I came to Washington University in the fall of 2000. At that time, the department had no computer graphics, vision, or robotics research faculty. We now have five faculty, over a dozen doctoral students, a similar number of masters students, and a passel of undergraduates. We collectively teach a wide range of popular courses, including computer graphics, mobile robotics, computer vision, path planning, and computer games.

One of the decisions we made early-on was to think of the lab as a coherent unit, not as separate research directions housed under the same roof. We encourage our students to seek help from any of the faculty, and to help each other whenever possible. We run lab seminars (usually attended by all of the graduate students and some undergraduates) on a variety of topics. Although our research areas are different, we find that we all use the same basic set of mathematical tools and techniques. We also, as faculty, are willing to "share" students where it makes sense. For example, Rob Glaubius (Bill's student) is adapting techniques he developed for manifold-based reinforcement learning to the problem of surface fitting.

When we started, we had a rough time even finding student TAs that could grade our courses, much less have the background to do research. I spent a lot of time in the first year or so answering basic question about OpenGL, rendering, modeling, etc. There really wasn't anyone else for them to go to with these basic questions. Now, I find the students answering each other's questions, and I have no trouble pairing up new students with older ones to get them started (in fact, my older students usually initiate this adoption themselves). The two factors that have helped this are the undergraduate TA program and the BS/MS. Washington University pays undergrads to TA classes, usually classes they took the previous semester or year. This means that the TAs know the class material very well, and that students are comfortable getting help from other students. The BS/MS has allowed many of the undergraduates to stay an extra year and continue work on projects they started as undergraduates, resulting in a substantial Masters project or thesis.

Our lab's diversity has both advantages and disadvantages. On the plus side, having your closest in-house collaborators be in such diverse fields leads to projects, such as the robotic photographer, that really only come about because you're trying to bridge that gap. On the downside, we've had to boot-strap the lab up from scratch (our senior faculty are great, and very helpful where they can be). It's been a bit bumpy, but in the last two years I've seen the lab coallesce into a dynamic, friendly place with motivated students developing, and successfully pursing, their own research agendas.

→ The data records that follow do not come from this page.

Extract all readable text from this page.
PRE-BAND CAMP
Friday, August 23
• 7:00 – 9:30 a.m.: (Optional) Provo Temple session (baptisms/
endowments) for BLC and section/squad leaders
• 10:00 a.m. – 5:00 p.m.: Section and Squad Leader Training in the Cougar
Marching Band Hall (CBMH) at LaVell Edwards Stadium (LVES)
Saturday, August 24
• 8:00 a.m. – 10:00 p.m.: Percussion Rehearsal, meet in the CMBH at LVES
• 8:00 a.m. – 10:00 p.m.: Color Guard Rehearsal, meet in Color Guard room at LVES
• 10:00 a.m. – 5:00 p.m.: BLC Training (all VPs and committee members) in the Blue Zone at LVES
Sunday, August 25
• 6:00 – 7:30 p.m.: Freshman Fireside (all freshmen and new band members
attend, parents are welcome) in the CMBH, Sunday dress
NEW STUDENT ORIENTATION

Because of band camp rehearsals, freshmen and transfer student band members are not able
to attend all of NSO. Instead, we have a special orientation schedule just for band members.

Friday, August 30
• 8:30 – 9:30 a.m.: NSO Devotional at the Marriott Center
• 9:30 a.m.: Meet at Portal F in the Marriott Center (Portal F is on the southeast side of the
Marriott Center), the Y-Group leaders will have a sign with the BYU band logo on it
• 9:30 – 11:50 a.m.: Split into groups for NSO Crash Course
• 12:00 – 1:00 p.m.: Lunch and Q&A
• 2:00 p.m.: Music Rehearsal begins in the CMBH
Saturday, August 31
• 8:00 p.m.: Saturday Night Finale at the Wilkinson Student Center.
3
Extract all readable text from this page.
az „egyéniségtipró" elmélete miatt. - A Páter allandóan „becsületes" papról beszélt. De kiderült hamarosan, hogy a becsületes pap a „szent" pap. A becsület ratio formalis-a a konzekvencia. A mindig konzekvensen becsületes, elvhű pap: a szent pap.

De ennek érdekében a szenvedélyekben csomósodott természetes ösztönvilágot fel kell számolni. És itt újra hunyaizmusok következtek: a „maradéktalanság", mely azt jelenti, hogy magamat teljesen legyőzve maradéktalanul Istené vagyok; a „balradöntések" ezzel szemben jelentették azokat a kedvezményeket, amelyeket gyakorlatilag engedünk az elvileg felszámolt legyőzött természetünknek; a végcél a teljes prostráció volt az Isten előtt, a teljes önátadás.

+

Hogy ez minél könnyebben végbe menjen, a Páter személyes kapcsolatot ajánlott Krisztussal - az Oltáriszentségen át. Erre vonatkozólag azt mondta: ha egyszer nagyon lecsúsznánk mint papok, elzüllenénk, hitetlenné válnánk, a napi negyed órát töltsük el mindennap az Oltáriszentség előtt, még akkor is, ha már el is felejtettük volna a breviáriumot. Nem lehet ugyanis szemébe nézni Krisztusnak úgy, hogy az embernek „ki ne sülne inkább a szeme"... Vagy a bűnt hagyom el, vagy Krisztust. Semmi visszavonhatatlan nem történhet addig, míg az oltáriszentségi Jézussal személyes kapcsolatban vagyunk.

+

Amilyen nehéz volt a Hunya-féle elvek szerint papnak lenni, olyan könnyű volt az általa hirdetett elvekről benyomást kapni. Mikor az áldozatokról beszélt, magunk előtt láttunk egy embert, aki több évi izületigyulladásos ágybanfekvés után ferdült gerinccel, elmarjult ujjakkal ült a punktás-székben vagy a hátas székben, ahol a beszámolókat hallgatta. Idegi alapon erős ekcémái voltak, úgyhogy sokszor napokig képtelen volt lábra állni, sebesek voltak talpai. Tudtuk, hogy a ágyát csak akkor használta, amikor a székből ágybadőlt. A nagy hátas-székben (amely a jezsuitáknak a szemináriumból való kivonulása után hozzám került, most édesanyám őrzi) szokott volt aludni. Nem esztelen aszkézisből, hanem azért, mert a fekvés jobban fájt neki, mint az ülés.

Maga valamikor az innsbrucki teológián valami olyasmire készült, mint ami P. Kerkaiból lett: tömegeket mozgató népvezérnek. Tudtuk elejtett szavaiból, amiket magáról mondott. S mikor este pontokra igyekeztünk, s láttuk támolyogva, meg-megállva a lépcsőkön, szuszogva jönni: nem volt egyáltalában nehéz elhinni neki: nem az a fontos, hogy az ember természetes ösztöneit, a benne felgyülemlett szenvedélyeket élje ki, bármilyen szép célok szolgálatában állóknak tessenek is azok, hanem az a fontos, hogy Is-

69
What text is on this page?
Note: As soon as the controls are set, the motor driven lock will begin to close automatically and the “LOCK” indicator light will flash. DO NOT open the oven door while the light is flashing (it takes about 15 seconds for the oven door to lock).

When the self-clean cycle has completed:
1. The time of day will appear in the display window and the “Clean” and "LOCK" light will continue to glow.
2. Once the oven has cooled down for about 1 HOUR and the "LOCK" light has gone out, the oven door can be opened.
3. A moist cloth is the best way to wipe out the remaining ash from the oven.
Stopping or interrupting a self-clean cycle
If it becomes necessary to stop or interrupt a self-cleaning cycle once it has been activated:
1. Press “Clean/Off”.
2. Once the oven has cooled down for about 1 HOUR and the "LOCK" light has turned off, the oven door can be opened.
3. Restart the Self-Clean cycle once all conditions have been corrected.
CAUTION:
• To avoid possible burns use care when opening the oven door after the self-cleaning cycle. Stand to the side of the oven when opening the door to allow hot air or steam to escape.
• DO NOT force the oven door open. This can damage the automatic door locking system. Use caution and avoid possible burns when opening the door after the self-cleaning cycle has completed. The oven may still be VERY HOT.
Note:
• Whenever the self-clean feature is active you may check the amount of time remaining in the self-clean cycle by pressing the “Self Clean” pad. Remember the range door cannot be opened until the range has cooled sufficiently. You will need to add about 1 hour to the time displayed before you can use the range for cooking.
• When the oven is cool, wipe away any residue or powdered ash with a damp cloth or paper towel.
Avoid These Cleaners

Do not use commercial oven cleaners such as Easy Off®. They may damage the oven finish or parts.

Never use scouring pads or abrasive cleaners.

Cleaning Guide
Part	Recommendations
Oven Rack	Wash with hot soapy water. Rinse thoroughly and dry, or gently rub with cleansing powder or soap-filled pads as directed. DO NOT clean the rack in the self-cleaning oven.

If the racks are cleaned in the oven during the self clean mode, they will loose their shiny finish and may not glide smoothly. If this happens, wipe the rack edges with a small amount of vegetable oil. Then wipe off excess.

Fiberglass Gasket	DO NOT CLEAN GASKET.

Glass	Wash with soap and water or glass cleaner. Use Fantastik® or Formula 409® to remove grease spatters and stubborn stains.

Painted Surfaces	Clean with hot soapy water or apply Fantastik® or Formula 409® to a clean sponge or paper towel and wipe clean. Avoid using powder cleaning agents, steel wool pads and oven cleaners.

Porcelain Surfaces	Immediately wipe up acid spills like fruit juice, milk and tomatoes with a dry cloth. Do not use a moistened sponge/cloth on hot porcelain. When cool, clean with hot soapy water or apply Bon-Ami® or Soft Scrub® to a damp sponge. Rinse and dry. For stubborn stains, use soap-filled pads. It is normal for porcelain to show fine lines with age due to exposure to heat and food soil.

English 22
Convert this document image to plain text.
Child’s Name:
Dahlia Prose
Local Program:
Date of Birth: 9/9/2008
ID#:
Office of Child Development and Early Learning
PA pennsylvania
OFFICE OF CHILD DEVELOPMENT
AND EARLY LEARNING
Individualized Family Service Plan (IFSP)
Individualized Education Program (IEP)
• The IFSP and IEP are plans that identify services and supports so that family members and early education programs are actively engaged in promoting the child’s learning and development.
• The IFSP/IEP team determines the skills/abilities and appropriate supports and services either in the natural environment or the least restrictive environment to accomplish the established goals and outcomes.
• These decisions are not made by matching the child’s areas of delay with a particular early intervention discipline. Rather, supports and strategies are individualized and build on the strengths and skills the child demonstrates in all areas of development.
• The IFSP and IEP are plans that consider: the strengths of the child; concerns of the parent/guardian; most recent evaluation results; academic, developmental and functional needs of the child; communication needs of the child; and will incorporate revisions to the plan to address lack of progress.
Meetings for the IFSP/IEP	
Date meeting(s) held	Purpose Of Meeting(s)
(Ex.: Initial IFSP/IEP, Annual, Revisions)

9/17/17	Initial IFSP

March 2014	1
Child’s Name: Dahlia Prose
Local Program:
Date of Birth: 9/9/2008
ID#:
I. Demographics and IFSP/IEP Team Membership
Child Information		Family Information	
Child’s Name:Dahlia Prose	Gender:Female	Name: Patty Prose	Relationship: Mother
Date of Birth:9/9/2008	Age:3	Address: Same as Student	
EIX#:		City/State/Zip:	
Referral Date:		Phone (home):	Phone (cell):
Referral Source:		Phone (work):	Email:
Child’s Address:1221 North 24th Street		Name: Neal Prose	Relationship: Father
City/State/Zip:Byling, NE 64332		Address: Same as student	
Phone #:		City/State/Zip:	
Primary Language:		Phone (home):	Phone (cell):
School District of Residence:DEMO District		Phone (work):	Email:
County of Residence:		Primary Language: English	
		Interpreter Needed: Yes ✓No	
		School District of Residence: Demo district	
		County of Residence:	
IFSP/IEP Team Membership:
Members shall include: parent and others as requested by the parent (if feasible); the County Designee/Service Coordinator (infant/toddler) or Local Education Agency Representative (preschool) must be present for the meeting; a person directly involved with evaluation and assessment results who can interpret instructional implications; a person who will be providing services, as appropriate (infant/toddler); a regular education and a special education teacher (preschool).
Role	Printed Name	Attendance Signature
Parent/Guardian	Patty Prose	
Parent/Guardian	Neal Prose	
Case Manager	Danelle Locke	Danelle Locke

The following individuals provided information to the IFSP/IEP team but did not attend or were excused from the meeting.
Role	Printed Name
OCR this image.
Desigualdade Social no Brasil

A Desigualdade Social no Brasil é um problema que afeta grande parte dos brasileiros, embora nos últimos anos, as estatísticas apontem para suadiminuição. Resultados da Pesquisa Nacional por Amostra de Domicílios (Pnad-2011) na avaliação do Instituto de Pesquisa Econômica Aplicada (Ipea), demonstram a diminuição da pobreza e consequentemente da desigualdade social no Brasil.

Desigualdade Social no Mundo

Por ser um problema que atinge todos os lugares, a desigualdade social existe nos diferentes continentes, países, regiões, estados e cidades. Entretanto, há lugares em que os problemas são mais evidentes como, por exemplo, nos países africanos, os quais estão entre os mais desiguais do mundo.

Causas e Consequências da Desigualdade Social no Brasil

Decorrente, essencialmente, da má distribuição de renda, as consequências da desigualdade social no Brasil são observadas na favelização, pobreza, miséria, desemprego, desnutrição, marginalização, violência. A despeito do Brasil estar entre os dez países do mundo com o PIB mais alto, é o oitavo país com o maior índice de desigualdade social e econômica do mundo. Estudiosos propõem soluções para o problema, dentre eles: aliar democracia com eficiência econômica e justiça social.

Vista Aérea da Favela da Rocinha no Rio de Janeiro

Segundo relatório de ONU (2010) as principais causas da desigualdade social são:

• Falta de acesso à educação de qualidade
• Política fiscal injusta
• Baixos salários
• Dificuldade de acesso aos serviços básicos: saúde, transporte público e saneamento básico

It's a pleasure to see our senior doctoral students move into leadership roles, and to see how quickly our new students dig into their research projects. The department only accepts graduate students directly into research groups; as a consequence, we didn't get our first graduate students until 2001, with another year or two for them to work their way through the quals and beginning or advanced graphics/vision/robotics. We expect our first graduates in the summer of 2006; stay tuned!

Faculty: I started at the same time as Robert Pless, a recent graduate from the University of Maryland in the field of computer vision. My eventually-to-be-husband, Bill Smart, robotics and learning, joined us a semester later (he was still finishing his PhD at Brown University). Osman Burchan Bayazit (path planning and robots) joined us three years later from Texas A&M. Our latest addition, Tao Ju, computer graphics and bio-medical applications, joined us this year (2005).

The name: We settled on Media and Machines because, quite frankly, trying to find a name that fit all of our research interests was a bit difficult. But, we all use computers and we all use media in one form or another... besides, it can be shortened to "M 'n M" lab, which leads to lots of candy-related themes.

In the it's-a-small-world category... I'm the second PhD student of my advisor, John Hughes, aka, Spike. Spike's first PhD student was Philip Hubbard, who took a faculty position at... Wash U. Philip was here for two years before moving on to Interval and eventually ILM. I have to admit, I gave him a really hard time for moving to the "middle of nowhere...".